(crédito: Edu Andrade/Ascom/ME)

“O nosso maior desafio são os invisíveis e estamos preparando o bônus de inclusão produtiva. E vamos estar soltando isso brevemente”, garantiu o ministro da Economia, Paulo Guedes, anunciando programa direcionado aos brasileiros mais vulneráveis que não estão incluídos no Bolsa Família e no Benefício de Prestação Continuada (BPC). A promessa foi feita nesta terça-feira (4/5), durante audiência pública virtual de quatro comissões da Câmara dos Deputados.

Ao comentar sobre o auxílio emergencial e o efeito positivo na economia, ajudando a amenizar a queda do Produto Interno Bruto (PIB) no ano passado, Guedes reforçou a necessidade de um programa de combate à pobreza que não tenha intermediários, em que o dinheiro vá diretamente a quem precisa. E, ao mesmo tempo, lembrou que, para criar o benefício de R$ 600 foi preciso uma contrapartida, que foi o congelamento dos salários do funcionalismo por dois anos. “Isso ajudou a reduzir o aumento da dívida pública, embora tenha subido, e foi bem abaixo dos 100% do PIB que achávamos que íamos bater”, disse.

O ministro reconheceu que houve um desordenamento na elaboração do Orçamento e que foi um “exercício complexo”. Segundo ele, não houve toma-lá-dá-cá, mas um embate sobre quais despesas precisariam ser cortadas e quais emendas deveriam ser preservadas durante a discussão dos vetos para a sanção da peça orçamentária. “Teve muita ida e vinda, tornou a peça orçamentária inexequível e, no acordo, houve uma visão de que o Censo não poderia ser feito”, disse.

Ao rebater as críticas de que o auxílio emergencial deveria voltar a ser de R$ 600, Guedes destacou que o benefício é temporário e que esse valor não é sustentável para um benefício mais duradouro. “O PT criou o Bolsa Família e ele não é de R$ 600 porque não tinha fonte estável. Ele foi no valor que dava para pagar”, afirmou.
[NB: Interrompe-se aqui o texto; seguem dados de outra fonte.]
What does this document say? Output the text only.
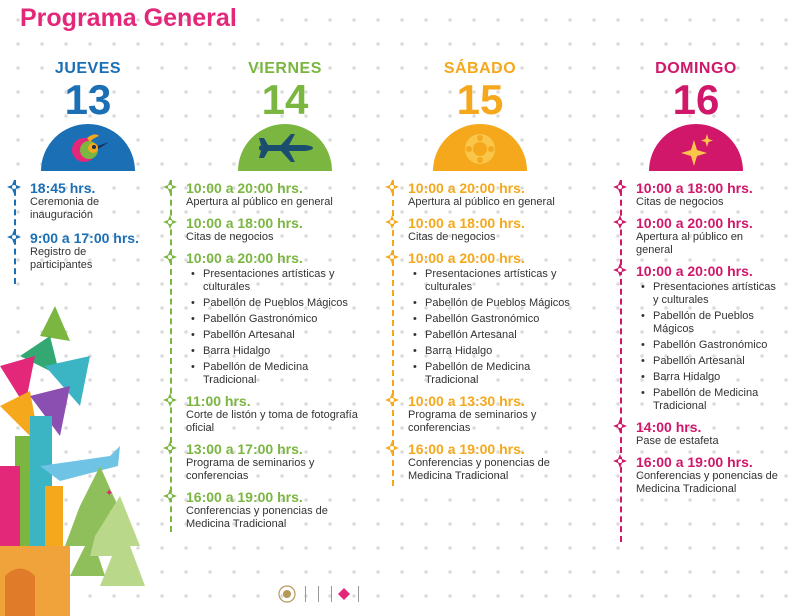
Programa General
✦
JUEVES
13
VIERNES
14
SÁBADO
15
DOMINGO
16
18:45 hrs.
Ceremonia de inauguración
9:00 a 17:00 hrs.
Registro de participantes
10:00 a 20:00 hrs.
Apertura al público en general
10:00 a 18:00 hrs.
Citas de negocios
10:00 a 20:00 hrs.
• Presentaciones artísticas y culturales
• Pabellón de Pueblos Mágicos
• Pabellón Gastronómico
• Pabellón Artesanal
• Barra Hidalgo
• Pabellón de Medicina Tradicional
11:00 hrs.
Corte de listón y toma de fotografía oficial
13:00 a 17:00 hrs.
Programa de seminarios y conferencias
16:00 a 19:00 hrs.
Conferencias y ponencias de Medicina Tradicional
10:00 a 20:00 hrs.
Apertura al público en general
10:00 a 18:00 hrs.
Citas de negocios
10:00 a 20:00 hrs.
• Presentaciones artísticas y culturales
• Pabellón de Pueblos Mágicos
• Pabellón Gastronómico
• Pabellón Artesanal
• Barra Hidalgo
• Pabellón de Medicina Tradicional
10:00 a 13:30 hrs.
Programa de seminarios y conferencias
16:00 a 19:00 hrs.
Conferencias y ponencias de Medicina Tradicional
10:00 a 18:00 hrs.
Citas de negocios
10:00 a 20:00 hrs.
Apertura al público en general
10:00 a 20:00 hrs.
• Presentaciones artísticas y culturales
• Pabellón de Pueblos Mágicos
• Pabellón Gastronómico
• Pabellón Artesanal
• Barra Hidalgo
• Pabellón de Medicina Tradicional
14:00 hrs.
Pase de estafeta
16:00 a 19:00 hrs.
Conferencias y ponencias de Medicina Tradicional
De acordo com o ministro, é preciso criar um programa mais bem fundamentado para a erradicação da miséria, como era a proposta do Renda Brasil, para os mais vulneráveis, assim que o auxílio emergencial acabar. Ele, inclusive, admitiu que poderia ser criado um benefício com valor superior à média do benefício atual, de R$ 250. “Quando o benefício for interrompido, tem que ser substituído por um sistema sustentável, com um valor mais alto, mas não sei se vamos chegar a R$ 600”, disse.

Supersalários

Guedes ainda fez algumas sugestões aos parlamentares e até elogiou uma proposta da deputada Tabata Amaral (PDT-SP) para usar os supersalários como parte do financiamento de um novo auxílio emergencial de R$ 600. “Podemos fazer um plano de erradicação da miséria vendendo estatais para criar um fundo de erradicação da miséria. Mas o PT não gostaria de vender as estatais. Podemos pensar em transferir propriedades, dar os ativos aos pobres. Isso tem que ter um esforço conjunto e é algo que temos que pensar junto”, sugeriu. “Podemos fazer um programa com fontes de financiamento sustentáveis. A deputada Tabata abordou a visão consequencialista. Podemos trabalhar juntos nisso”, afirmou.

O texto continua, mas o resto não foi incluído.